Suppose I tell you the average salary of the PBS NewsHour editorial staff immediately before and after a reporter resigns. If you know those two values, you can easily figure out how much the reporter was making. Kearns’ algorithm rely on differential privacy — a statistical masking that adds a bit of noise or randomness to the data. You can still make the salary calculation, but you can’t identify the reporter.
“You want to limit the amount of information that’s passing through the barrier between the place where all the data is held and the people who can act on the data,” said Adam Smith, a security and privacy data scientist at Pennsylvania State University who wasn’t involved with the research. “Differential privacy gives you a way to publish approximate stats to guarantee that there isn’t too much information about one person.”
Smith said companies like Google employ similar techniques to gather stats on how people people use apps on their phones but maintain privacy.
“Certain types of info, they’d rather not collect,” Smith said. “They don’t want to be on the hook for subpoena.”
This info could be as simple as a person’s homepage on their browser. The companies monitor these browser settings because some types of viruses and malware create false default homepages that take a user to another webpage. By using differential privacy, the company can track webpage traffic that raises a red flag and see if a piece of malware is responsible.
“Differential privacy allows them to collect approximate statistics about how people are setting their homepage without knowing the precise details of how you and I set our homepage,” Smith said.
One team at MIT wants to apply the differential privacy approach, which primarily suits centralized databases, and apply it to individual smartphones. They’ve developed an app called SafeAnswers that allows a downloader to share parts of their metadata without forking over personal identifying content. The idea isn’t completely novel. A handful of startups have created personal data storage platforms, so people can charge third-parties for access to metadata.
Yet, both Kearns and Smith said differential privacy works as a solution only if surveillance agencies or communications companies buy into it.

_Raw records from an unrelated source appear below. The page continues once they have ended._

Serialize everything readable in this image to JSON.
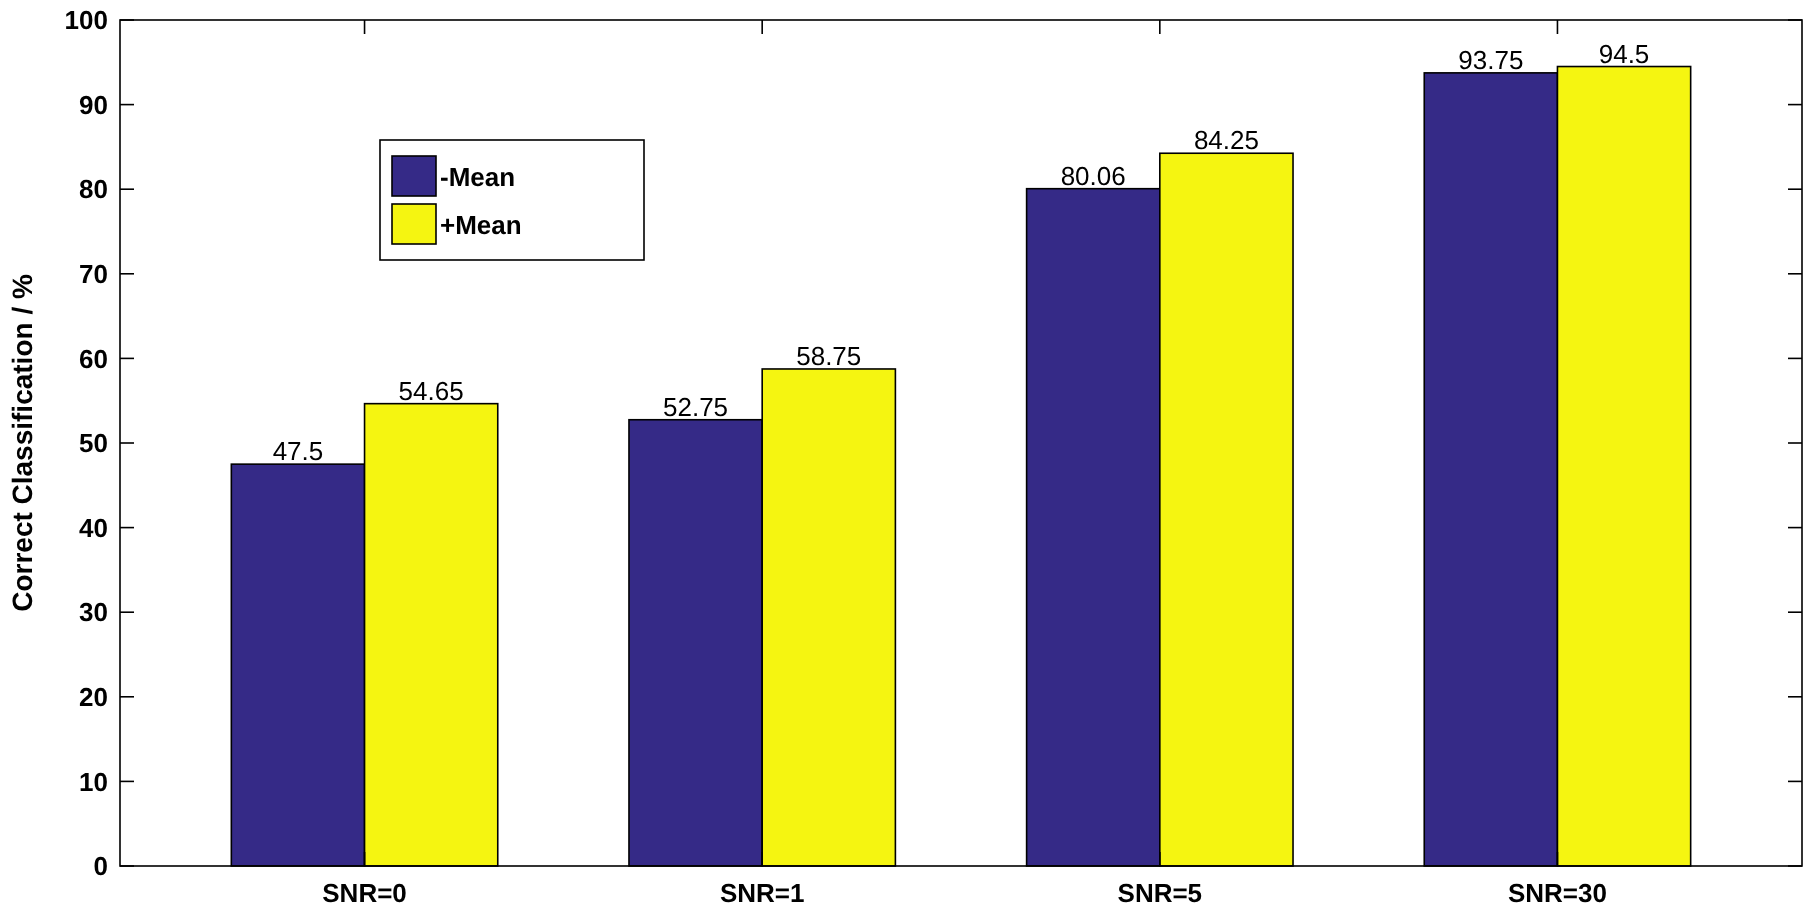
{
  "chart_data": {
    "type": "bar",
    "ylabel": "Correct Classification / %",
    "categories": [
      "SNR=0",
      "SNR=1",
      "SNR=5",
      "SNR=30"
    ],
    "series": [
      {
        "name": "-Mean",
        "color": "#352a87",
        "values": [
          47.5,
          52.75,
          80.06,
          93.75
        ]
      },
      {
        "name": "+Mean",
        "color": "#f5f511",
        "values": [
          54.65,
          58.75,
          84.25,
          94.5
        ]
      }
    ],
    "ylim": [
      0,
      100
    ],
    "yticks": [
      0,
      10,
      20,
      30,
      40,
      50,
      60,
      70,
      80,
      90,
      100
    ],
    "data_labels": true,
    "legend": "top left",
    "grid": false
  }
}
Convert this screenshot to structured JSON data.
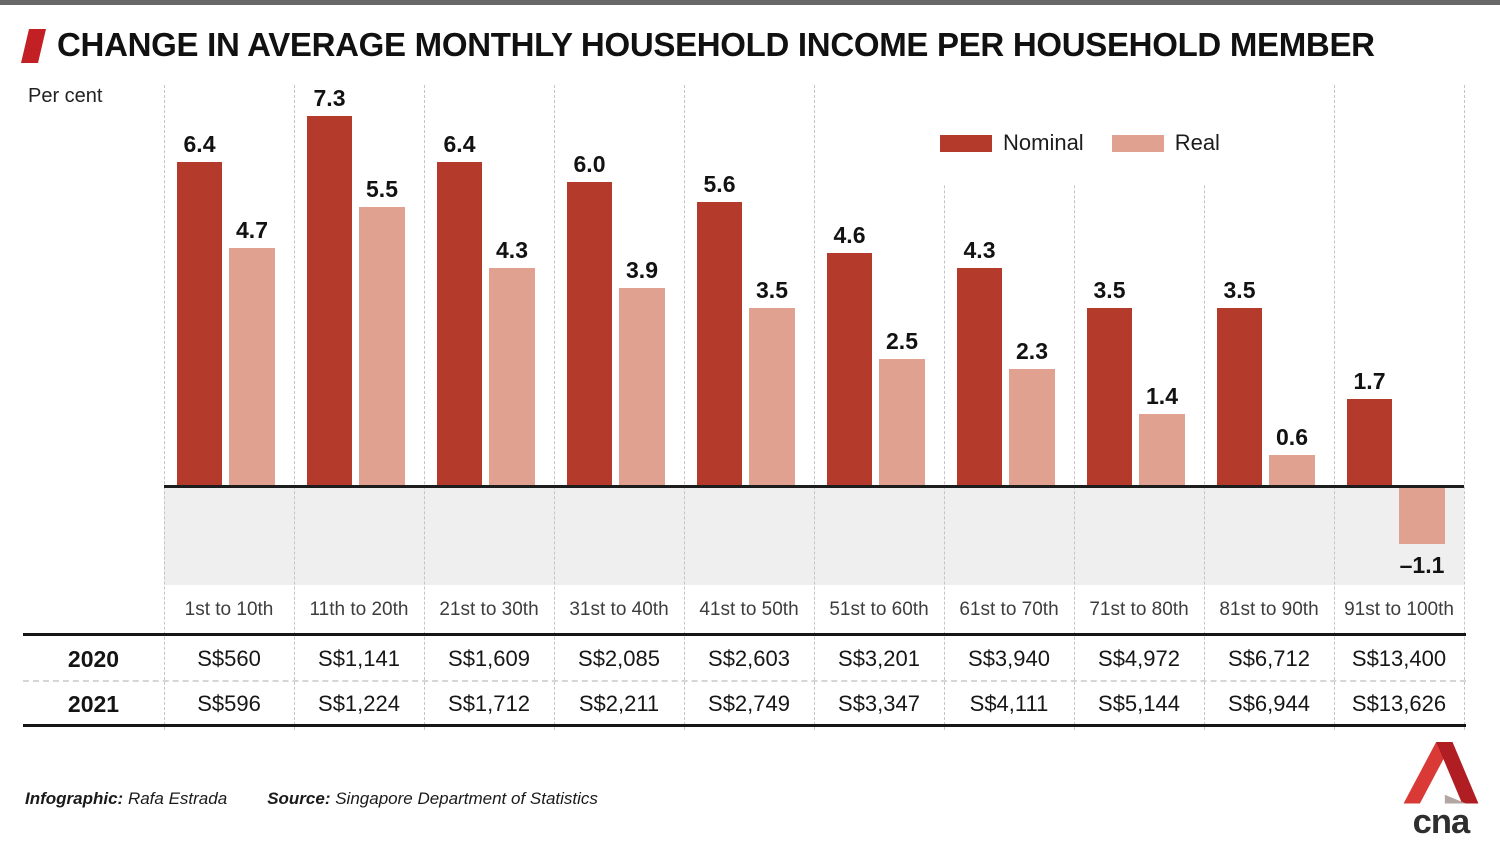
{
  "header": {
    "title": "CHANGE IN AVERAGE MONTHLY HOUSEHOLD INCOME PER HOUSEHOLD MEMBER"
  },
  "axis": {
    "unit_label": "Per cent"
  },
  "legend": {
    "nominal_label": "Nominal",
    "real_label": "Real"
  },
  "colors": {
    "nominal": "#b43a2b",
    "real": "#e0a190",
    "accent_slash": "#c32026",
    "neg_zone": "#efefef",
    "zero_line": "#1d1d1d"
  },
  "chart_data": {
    "type": "bar",
    "title": "CHANGE IN AVERAGE MONTHLY HOUSEHOLD INCOME PER HOUSEHOLD MEMBER",
    "ylabel": "Per cent",
    "ylim": [
      -2,
      8
    ],
    "grid": "vertical-dashed",
    "legend_position": "top-right-inside",
    "categories": [
      "1st to 10th",
      "11th to 20th",
      "21st to 30th",
      "31st to 40th",
      "41st to 50th",
      "51st to 60th",
      "61st to 70th",
      "71st to 80th",
      "81st to 90th",
      "91st to 100th"
    ],
    "series": [
      {
        "name": "Nominal",
        "color": "#b43a2b",
        "values": [
          6.4,
          7.3,
          6.4,
          6.0,
          5.6,
          4.6,
          4.3,
          3.5,
          3.5,
          1.7
        ]
      },
      {
        "name": "Real",
        "color": "#e0a190",
        "values": [
          4.7,
          5.5,
          4.3,
          3.9,
          3.5,
          2.5,
          2.3,
          1.4,
          0.6,
          -1.1
        ]
      }
    ]
  },
  "table": {
    "rows": [
      {
        "year": "2020",
        "values": [
          "S$560",
          "S$1,141",
          "S$1,609",
          "S$2,085",
          "S$2,603",
          "S$3,201",
          "S$3,940",
          "S$4,972",
          "S$6,712",
          "S$13,400"
        ]
      },
      {
        "year": "2021",
        "values": [
          "S$596",
          "S$1,224",
          "S$1,712",
          "S$2,211",
          "S$2,749",
          "S$3,347",
          "S$4,111",
          "S$5,144",
          "S$6,944",
          "S$13,626"
        ]
      }
    ]
  },
  "footer": {
    "infographic_label": "Infographic:",
    "infographic_value": "Rafa Estrada",
    "source_label": "Source:",
    "source_value": "Singapore Department of Statistics",
    "logo_text": "cna"
  }
}
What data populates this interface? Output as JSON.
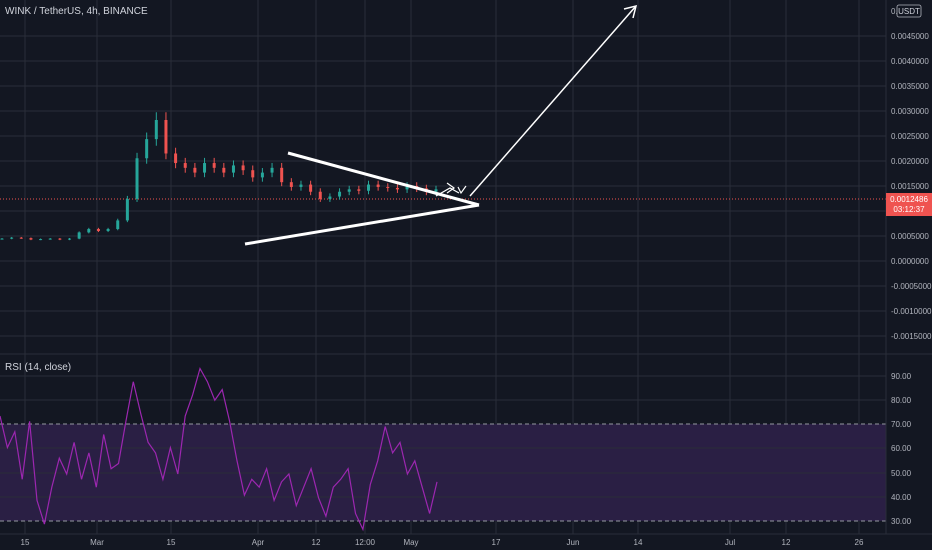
{
  "header": {
    "symbol": "WINK / TetherUS, 4h, BINANCE",
    "currency_badge": "USDT"
  },
  "price_axis": {
    "top_label": "0.0",
    "ticks": [
      "0.0045000",
      "0.0040000",
      "0.0035000",
      "0.0030000",
      "0.0025000",
      "0.0020000",
      "0.0015000",
      "0.0010000",
      "0.0005000",
      "0.0000000",
      "-0.0005000",
      "-0.0010000",
      "-0.0015000"
    ],
    "current_price": "0.0012486",
    "countdown": "03:12:37"
  },
  "rsi": {
    "label": "RSI (14, close)",
    "ticks": [
      "90.00",
      "80.00",
      "70.00",
      "60.00",
      "50.00",
      "40.00",
      "30.00"
    ]
  },
  "time_axis": {
    "ticks": [
      "15",
      "Mar",
      "15",
      "Apr",
      "12",
      "12:00",
      "May",
      "17",
      "Jun",
      "14",
      "Jul",
      "12",
      "26"
    ]
  },
  "colors": {
    "background": "#131722",
    "grid": "#2a2e39",
    "up": "#26a69a",
    "down": "#ef5350",
    "rsi_line": "#9c27b0",
    "rsi_band": "#2a1f44",
    "drawing": "#ffffff",
    "price_badge": "#ef5350"
  },
  "chart_data": [
    {
      "type": "candlestick",
      "title": "WINK / TetherUS, 4h, BINANCE",
      "ylim": [
        -0.0019,
        0.005
      ],
      "current_price": 0.0012486,
      "x": [
        "Feb 10",
        "Feb 15",
        "Feb 20",
        "Feb 25",
        "Mar 1",
        "Mar 5",
        "Mar 10",
        "Mar 15",
        "Mar 20",
        "Mar 25",
        "Mar 29",
        "Apr 1",
        "Apr 2",
        "Apr 3",
        "Apr 4",
        "Apr 5",
        "Apr 6",
        "Apr 7",
        "Apr 8",
        "Apr 9",
        "Apr 10",
        "Apr 11",
        "Apr 12",
        "Apr 13",
        "Apr 14",
        "Apr 15",
        "Apr 16",
        "Apr 17",
        "Apr 18",
        "Apr 19",
        "Apr 20",
        "Apr 21",
        "Apr 22",
        "Apr 23",
        "Apr 24",
        "Apr 25",
        "Apr 26",
        "Apr 27",
        "Apr 28",
        "Apr 29",
        "Apr 30",
        "May 1",
        "May 2",
        "May 3",
        "May 4",
        "May 5"
      ],
      "close": [
        0.00022,
        0.00024,
        0.00023,
        0.0002,
        0.00021,
        0.00022,
        0.0002,
        0.00022,
        0.00035,
        0.00042,
        0.00038,
        0.00042,
        0.0006,
        0.00105,
        0.0019,
        0.0023,
        0.0027,
        0.002,
        0.0018,
        0.0017,
        0.0016,
        0.0018,
        0.0017,
        0.0016,
        0.00175,
        0.00165,
        0.0015,
        0.0016,
        0.0017,
        0.0014,
        0.0013,
        0.00135,
        0.0012,
        0.00105,
        0.0011,
        0.0012,
        0.00125,
        0.00122,
        0.00135,
        0.0013,
        0.00128,
        0.00125,
        0.00132,
        0.00127,
        0.0012,
        0.00125
      ],
      "annotations": [
        "symmetrical triangle",
        "breakout arrow"
      ]
    },
    {
      "type": "line",
      "title": "RSI (14, close)",
      "ylim": [
        28,
        94
      ],
      "bands": [
        30,
        70
      ],
      "x": [
        "Feb 10",
        "Feb 12",
        "Feb 14",
        "Feb 16",
        "Feb 18",
        "Feb 20",
        "Feb 22",
        "Feb 24",
        "Feb 26",
        "Feb 28",
        "Mar 2",
        "Mar 4",
        "Mar 6",
        "Mar 8",
        "Mar 10",
        "Mar 12",
        "Mar 14",
        "Mar 16",
        "Mar 18",
        "Mar 20",
        "Mar 22",
        "Mar 24",
        "Mar 26",
        "Mar 28",
        "Mar 30",
        "Apr 1",
        "Apr 2",
        "Apr 3",
        "Apr 4",
        "Apr 5",
        "Apr 6",
        "Apr 7",
        "Apr 8",
        "Apr 9",
        "Apr 10",
        "Apr 11",
        "Apr 12",
        "Apr 13",
        "Apr 14",
        "Apr 15",
        "Apr 16",
        "Apr 17",
        "Apr 18",
        "Apr 19",
        "Apr 20",
        "Apr 21",
        "Apr 22",
        "Apr 23",
        "Apr 24",
        "Apr 25",
        "Apr 26",
        "Apr 27",
        "Apr 28",
        "Apr 29",
        "Apr 30",
        "May 1",
        "May 2",
        "May 3",
        "May 4",
        "May 5"
      ],
      "values": [
        72,
        60,
        66,
        48,
        70,
        40,
        31,
        45,
        56,
        50,
        62,
        48,
        58,
        45,
        65,
        52,
        54,
        70,
        85,
        73,
        62,
        58,
        48,
        60,
        50,
        72,
        80,
        90,
        85,
        78,
        82,
        70,
        55,
        42,
        48,
        45,
        52,
        40,
        47,
        50,
        38,
        45,
        52,
        41,
        34,
        45,
        48,
        52,
        35,
        29,
        46,
        55,
        68,
        58,
        62,
        50,
        55,
        45,
        35,
        47
      ]
    }
  ]
}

Individuals can end-to-end encrypt their phone calls, texts and WhatsApp messages with a service like OpenWhisperSystems. However, it requires an internet connection to create a secure channel. Mutchler couldn’t think of an app that automatically anonymizes or creates false metadata to throw off possible snoops.
“As an individual, you don’t have a lot of control over how your data is used or manipulated once it’s left you and gone to the telecommunication companies. As it stands now, we would need to make a bunch of changes,” Mutchler said. “From a public policy perspective, the next step is a continued discussion about metadata privacy and whether metadata should be considered separate or not” from content communications.